Joel-Peter Witkin
L’oeuvre
Visitation, Paris/New Mexico (diptyque)
2004
27,1 x 27,5 cm
Tirage argentique
Le diptyque Visitation, Paris/New Mexico de l’Américain Witkin évoque un thème classique de la vie de Marie, mère de Jésus. Après avoir été informée par un ange qu’elle a été choisie pour être la mère d’un fils de Dieu, Marie rend visite à sa cousine Élisabeth, également enceinte de celui qui deviendra plus tard Jean-Baptiste.
Dans cette visite particulière, Witkin modifie la scène. Le visiteur n’est pas Marie, mais un prédicateur d’un certain âge, entièrement vêtu de blanc. Isabelle est une très jeune fille et tous deux se trouvent dans une baignoire qui annonce le culte du bain comme baptême purificateur. La colombe a été remplacée par un cheval également blanc qui apparaît à droite de la scène.

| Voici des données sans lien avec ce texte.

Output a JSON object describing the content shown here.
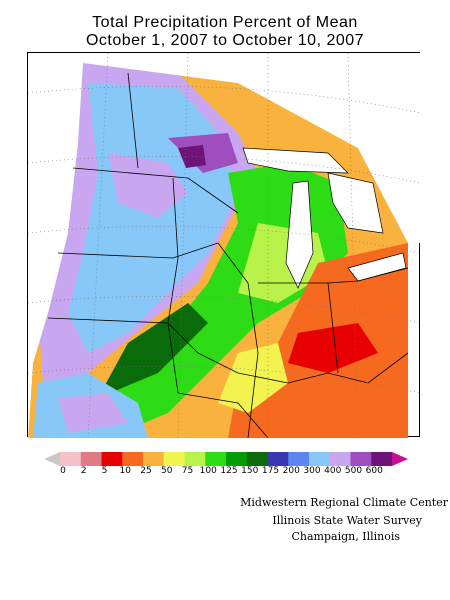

L’artiste utilise une technique de sursaturation de la lumière qui donne lieu à une scène où se croisent le rêve et la religion. La petite fille dans la baignoire, la couleur blanche, le cheval et le pasteur avec la Bible à la main créent une atmosphère inquiétante et irréelle.
En contraste, l’autre côté du diptyque est totalement différent. Une jeune femme nue, allongée sur un canapé ou un lit, se couvre les yeux. Sur son corps, les points essentiels de la maternité sont entourés de cercles tracés à l’encre noire. À côté du sexe, un petit squelette ajoute au mystère de l’ensemble de l’image, rappelant la célébration caractéristique de la mort dans la société mexicaine. La femme est allongée dans une pièce encombrée d’objets, avec une étrange silhouette qui passe apparemment inaperçue car elle est totalement floue et bougée (un ange ?). Alors que la partie gauche est nette et claire, la partie droite est floue, avec une présence étrange qui renforce le caractère onirique de l’ensemble.
L’artiste
(Brooklyn, N. York, 1939)
Parmi ses principales influences, Witkin cite Giotto, le peintre transcendantal toscan du XIVe siècle. Cette affirmation se comprend immédiatement à travers la composition et l’organisation des scènes photographiées par Witkin ; les images de profil, les volumes indépendants bien définis et la solennité des scènes sont renforcés par une intensité lumineuse éblouissante.
Ses photographies abordent souvent des thèmes et des sujets tels que la mort, le sexe, les cadavres (ou parties de corps) et des personnes telles que les nains, les transsexuels, les hermaphrodites ou les personnes présentant des malformations physiques. Ses compositions complexes évoquent souvent des passages bibliques ou des peintures célèbres, conférant à son art un caractère à la fois transgressif et surprenant. Il est considéré comme un « amoureux des indésirables, des blessés, des parias », et cette acceptation inconditionnelle caractérise généralement son œuvre, à l’instar de saint François d’Assise.
Son approche du processus physique de la photographie est très intuitive et consiste notamment à tacher ou à rayer le négatif. Malgré les controverses et le fait que les photographies de Witkin aient fait leur entrée dans le monde de l’art à une époque où les œuvres photographiques y étaient rarement présentes, il a eu l’opportunité de rejoindre les musées les plus modernes du monde, tels que la Bibliothèque nationale à Paris, le MoMA de San Francisco, le Stedelijk Museum d’Amsterdam, le MoMA de New York et le Whitney Museum.